Consistent with this, the researchers demonstrated that miR-9 curbs NF-kappa-B activity. In addition, their research suggests that, while more NFKB1 transcripts are present in LPS-stimulated PMN and monocytes, there is no comparable rise in NFKB1 protein products. That, in turn, suggests post-transcriptional regulation of the gene, possibly by miR-9.
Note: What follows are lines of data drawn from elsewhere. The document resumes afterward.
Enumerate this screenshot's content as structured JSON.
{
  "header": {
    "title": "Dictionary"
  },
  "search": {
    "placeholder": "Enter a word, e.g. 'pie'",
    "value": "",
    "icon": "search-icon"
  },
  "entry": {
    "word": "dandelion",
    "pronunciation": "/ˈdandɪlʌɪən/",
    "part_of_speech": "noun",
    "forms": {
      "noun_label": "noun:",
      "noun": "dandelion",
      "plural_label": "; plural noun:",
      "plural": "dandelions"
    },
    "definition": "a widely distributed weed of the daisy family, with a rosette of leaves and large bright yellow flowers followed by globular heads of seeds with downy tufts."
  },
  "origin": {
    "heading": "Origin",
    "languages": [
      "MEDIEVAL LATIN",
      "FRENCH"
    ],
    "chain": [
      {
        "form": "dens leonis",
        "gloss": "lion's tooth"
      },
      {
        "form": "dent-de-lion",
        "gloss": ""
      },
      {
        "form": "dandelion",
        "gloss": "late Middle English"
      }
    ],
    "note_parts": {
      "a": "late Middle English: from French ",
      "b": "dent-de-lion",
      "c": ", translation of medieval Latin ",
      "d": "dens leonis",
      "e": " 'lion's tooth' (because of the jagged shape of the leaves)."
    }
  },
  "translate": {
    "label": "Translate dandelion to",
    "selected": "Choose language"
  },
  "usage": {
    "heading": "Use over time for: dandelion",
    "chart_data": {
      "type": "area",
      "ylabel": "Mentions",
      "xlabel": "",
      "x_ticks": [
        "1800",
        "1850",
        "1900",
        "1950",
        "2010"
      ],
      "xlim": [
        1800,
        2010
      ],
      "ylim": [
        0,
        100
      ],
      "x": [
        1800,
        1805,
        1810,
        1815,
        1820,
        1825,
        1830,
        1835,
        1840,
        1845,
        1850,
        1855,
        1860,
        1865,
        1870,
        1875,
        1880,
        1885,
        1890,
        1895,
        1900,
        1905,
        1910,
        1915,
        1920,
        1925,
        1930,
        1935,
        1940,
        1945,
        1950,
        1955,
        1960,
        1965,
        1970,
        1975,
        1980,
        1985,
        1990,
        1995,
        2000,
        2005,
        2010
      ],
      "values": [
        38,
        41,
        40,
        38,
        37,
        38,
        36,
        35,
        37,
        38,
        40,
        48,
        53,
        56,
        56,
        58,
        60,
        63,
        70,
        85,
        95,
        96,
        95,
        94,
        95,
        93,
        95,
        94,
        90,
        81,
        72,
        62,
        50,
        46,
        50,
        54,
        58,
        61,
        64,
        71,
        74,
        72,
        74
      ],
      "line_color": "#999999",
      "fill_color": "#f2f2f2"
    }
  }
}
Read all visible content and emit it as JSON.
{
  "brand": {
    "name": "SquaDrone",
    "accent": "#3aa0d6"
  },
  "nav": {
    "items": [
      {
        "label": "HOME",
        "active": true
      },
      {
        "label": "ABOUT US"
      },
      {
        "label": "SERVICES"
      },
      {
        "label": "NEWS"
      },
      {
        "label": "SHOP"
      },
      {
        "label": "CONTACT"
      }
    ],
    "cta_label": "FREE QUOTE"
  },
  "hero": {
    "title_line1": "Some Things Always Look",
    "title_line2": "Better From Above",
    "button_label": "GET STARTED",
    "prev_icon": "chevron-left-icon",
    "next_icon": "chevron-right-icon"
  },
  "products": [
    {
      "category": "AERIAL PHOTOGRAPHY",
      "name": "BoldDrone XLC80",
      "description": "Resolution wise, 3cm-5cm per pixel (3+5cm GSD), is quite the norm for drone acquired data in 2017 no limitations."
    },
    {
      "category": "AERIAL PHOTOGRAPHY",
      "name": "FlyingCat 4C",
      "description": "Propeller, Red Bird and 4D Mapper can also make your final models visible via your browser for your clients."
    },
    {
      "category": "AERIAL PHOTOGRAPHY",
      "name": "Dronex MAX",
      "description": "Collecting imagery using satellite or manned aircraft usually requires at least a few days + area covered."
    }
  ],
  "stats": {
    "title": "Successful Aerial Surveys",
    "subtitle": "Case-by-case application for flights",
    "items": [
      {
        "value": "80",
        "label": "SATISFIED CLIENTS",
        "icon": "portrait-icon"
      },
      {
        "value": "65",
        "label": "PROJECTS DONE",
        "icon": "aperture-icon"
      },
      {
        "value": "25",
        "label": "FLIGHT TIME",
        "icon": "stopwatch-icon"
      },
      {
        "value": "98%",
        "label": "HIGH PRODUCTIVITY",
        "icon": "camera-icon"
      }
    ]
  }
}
Overall, the researchers concluded that miR-9 — previously shown to influence neuronal development and function in the mammalian brain and to regulate insulin- and B-cell related transcription factors outside the central nervous system — has a role in tweaking NF-kappa-B levels during the pro-inflammatory phase of innate immunity.
"Since [NF-kappa-B] is a key regulator of inflammation, the [NF-kappa-B] levels are likely to be a strictly controlled and timely regulated event of relevance for the proper progression of the inflammatory response," the authors wrote.
"On the basis of our observations it is tempting to propose a model in which the parallel [NF-kappa-B]-dependent induction of NFKB1 and miR-9 provides a mean to smooth out the fluctuations in gene expression and fine tune the synthesis of this key transcription factor, thus allowing the pro-inflammatory phase of the LPS response to correctly proceed."